Budget Basics: Spending

The budget is more than just a tally of numbers. It also expresses the policy priorities of our government. Each year, the President and Congress have the opportunity to set priorities for the federal government, determining how much to spend through appropriations for annually funded programs as well as reviewing entitlement programs and the tax code.

In 2023, federal spending is projected to total $6.1 trillion — almost one-fourth of the economy and $19,100 for each person living in the United States. That spending can be divided into three categories: mandatory, discretionary, and interest.

Mandatory Spending

Programs governed by provisions of permanent law are referred to as “mandatory.” Put another way, spending on most mandatory programs is essentially on “autopilot” unless policymakers change the laws governing the program.

Many programs that provide benefits to individuals are classified as mandatory spending, such as Social Security, Medicare, and Medicaid. Those programs are also often referred to as "entitlements" because individuals who meet the program's eligibility requirements are "entitled" to benefits.

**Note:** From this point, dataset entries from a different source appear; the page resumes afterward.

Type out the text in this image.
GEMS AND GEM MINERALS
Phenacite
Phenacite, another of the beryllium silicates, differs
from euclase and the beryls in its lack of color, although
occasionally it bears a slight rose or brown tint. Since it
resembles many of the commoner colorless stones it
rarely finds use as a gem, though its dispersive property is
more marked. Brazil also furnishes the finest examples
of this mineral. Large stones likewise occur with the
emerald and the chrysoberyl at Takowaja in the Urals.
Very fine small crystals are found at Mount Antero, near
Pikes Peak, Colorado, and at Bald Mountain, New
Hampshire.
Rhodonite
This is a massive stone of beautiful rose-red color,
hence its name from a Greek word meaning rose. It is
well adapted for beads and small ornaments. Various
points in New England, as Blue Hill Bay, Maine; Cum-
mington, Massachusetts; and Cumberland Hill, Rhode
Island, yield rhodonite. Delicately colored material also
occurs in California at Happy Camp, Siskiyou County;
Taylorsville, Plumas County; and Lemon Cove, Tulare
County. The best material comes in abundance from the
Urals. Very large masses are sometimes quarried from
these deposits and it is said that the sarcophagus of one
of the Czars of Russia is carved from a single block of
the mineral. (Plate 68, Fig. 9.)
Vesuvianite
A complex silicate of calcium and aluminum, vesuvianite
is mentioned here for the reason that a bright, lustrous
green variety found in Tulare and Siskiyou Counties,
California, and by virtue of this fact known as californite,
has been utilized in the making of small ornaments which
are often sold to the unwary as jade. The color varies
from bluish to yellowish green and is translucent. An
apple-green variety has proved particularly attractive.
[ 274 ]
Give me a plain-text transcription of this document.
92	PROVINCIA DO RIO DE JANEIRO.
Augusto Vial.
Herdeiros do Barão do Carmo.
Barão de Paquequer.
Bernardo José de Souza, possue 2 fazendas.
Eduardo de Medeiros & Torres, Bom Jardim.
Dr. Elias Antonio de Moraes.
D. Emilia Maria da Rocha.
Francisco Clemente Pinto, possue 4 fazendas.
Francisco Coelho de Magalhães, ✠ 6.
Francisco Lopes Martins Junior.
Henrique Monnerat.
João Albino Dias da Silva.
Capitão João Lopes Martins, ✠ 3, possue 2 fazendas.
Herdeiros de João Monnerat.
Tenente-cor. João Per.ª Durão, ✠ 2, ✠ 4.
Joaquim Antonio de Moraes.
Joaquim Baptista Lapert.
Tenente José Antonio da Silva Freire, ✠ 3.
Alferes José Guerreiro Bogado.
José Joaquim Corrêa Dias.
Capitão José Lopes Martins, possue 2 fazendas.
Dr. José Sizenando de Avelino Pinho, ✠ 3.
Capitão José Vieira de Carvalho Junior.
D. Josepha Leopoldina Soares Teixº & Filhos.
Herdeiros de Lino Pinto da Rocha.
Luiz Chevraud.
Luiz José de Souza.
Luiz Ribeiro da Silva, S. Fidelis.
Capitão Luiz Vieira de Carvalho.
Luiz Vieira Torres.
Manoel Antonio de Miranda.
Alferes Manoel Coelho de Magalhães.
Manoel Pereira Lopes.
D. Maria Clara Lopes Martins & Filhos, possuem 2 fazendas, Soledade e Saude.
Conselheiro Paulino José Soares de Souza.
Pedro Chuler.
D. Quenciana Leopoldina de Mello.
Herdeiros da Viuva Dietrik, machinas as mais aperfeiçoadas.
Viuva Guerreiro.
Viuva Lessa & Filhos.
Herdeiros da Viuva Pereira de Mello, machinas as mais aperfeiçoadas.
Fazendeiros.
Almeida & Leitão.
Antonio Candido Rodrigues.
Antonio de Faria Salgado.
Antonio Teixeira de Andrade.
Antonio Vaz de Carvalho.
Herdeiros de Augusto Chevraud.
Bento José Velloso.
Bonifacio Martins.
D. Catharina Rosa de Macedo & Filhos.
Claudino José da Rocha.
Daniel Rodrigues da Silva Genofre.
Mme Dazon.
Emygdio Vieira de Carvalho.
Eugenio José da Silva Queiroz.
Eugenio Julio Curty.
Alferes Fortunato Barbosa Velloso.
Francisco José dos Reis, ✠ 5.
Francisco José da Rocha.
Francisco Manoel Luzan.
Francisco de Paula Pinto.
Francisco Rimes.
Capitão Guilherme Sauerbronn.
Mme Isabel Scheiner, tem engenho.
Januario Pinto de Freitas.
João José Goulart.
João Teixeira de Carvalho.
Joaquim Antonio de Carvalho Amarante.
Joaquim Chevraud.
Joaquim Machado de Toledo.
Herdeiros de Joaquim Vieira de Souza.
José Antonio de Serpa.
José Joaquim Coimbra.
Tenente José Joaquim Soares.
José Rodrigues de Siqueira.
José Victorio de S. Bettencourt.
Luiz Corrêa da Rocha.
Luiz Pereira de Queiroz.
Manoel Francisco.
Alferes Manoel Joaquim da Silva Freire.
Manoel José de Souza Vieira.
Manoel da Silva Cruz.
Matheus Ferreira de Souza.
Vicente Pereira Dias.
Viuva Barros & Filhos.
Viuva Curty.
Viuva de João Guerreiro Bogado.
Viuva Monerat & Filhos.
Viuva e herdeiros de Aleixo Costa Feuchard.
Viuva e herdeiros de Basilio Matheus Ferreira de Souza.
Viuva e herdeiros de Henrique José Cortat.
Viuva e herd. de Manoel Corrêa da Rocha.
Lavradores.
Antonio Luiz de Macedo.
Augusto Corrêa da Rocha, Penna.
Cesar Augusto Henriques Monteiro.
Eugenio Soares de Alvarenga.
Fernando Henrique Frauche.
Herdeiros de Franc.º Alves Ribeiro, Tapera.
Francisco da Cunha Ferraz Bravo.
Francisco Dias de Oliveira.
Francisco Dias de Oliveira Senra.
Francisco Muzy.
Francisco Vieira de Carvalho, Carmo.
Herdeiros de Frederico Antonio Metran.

Mandatory spending covers programs in six major areas:

  • Major Health Programs refers to four programs: Medicare (for seniors and disabled people); Medicaid (generally for lower-income beneficiaries); premium tax credits and related spending (for low- and moderate-income people); and the Children’s Health Insurance Program (for low-income children and parents).
  • Social Security provides payments to retired and disabled workers, as well as to their spouses, dependent children, and survivors.
  • Income Security Programs make payments to individuals based on their income through programs such as the following: earned income, child, and other tax credits (refundable tax credits for the working poor); the Supplemental Nutrition Assistance Program (formerly known as food stamps); Supplemental Security Income (payments to disabled children and adults with limited incomes); unemployment compensation (time-limited payments for people who become unemployed); family support and foster care; and child nutrition.
  • Federal Retirement Programs for federal civilian and military retirees.
  • Veterans’ Programs that provide pensions, income support, and other benefits for those who previously served in the military.
  • Other Programs consist of a diverse group of activities, including those that provide agricultural subsidies, student loan subsidies, healthcare benefits for retirees of the uniformed services, and deposit insurance.

Social Security and major health programs account for over 75% of mandatory spending


Lawmakers do not provide specific funding levels for mandatory spending. Instead, they specify who is eligible for benefits as well as the type and level of benefits that each person can receive. For example, the unemployment insurance program has eligibility criteria that, once met, allow an individual to receive a certain level of benefits. Total spending on the program depends on the number of people who file for unemployment, not on a fixed amount of funding set by lawmakers.

The term "mandatory" doesn’t mean that lawmakers are powerless to alter this spending. Elected officials can at any time adjust the eligibility criteria and benefit formulas that determine spending on mandatory programs, as they did with Social Security in 1983. However, if Congress and the President take no action, the current formulas and criteria for benefits generally remain in place year after year, and the spending flows as specified by law without interruption.

Over time, spending for mandatory programs has increased more quickly than most other programs — primarily because of growth in Social Security, Medicare, and Medicaid. In 1973, only 40 percent of the federal budget was spent on mandatory programs, while the rest funded an array of discretionary programs and net interest. In 2023, 61 percent of federal spending went to mandatory programs and that share is projected to remain around those levels throughout the following decades, according to the Congressional Budget Office (CBO).

Mandatory programs and interest costs will take over more of the federal budget, squeezing discretionary programs


Discretionary Spending

Discretionary spending is determined on an annual basis by Congress and the President through the enactment of appropriations. As opposed to the "automatic" nature of mandatory spending, discretionary spending must be revisited each year.

There are 12 separate appropriation bills that are supposed to be shepherded annually through Congress by the appropriations committees. Defense spending represents nearly half of all discretionary spending. Other major activities funded through appropriations include homeland security, education, transportation, research, food safety, science and space programs, disaster assistance, environmental protection, public housing, and federal law enforcement.

Defense spending accounts for nearly half of total discretionary spending


In the 1960s, two-thirds of total federal spending went to fund discretionary programs. In 2023, discretionary spending accounted for 28 percent of the budget. Over the next decade, it will decrease to a historically low level relative to the size of our national economy.

Discretionary spending is projected to stay below its historical share of GDP


Net Interest

The third major category of spending is interest on the national debt. Interest rates have been low for more than a decade but have recently spiked as a result of high inflation. As a result, interest costs are the fastest-growing “program” in the federal budget — exceeding the rate of growth of both Social Security and Medicare. Under current law, CBO projects that net interest costs will grow from 14 percent of the budget in 2024, to 16 percent in 2034, and to 23 percent in 2054. As a share of the economy, that equates to 3.1 percent of gross domestic product in 2024, 3.9 percent in 2034, and 6.5 percent in 2054.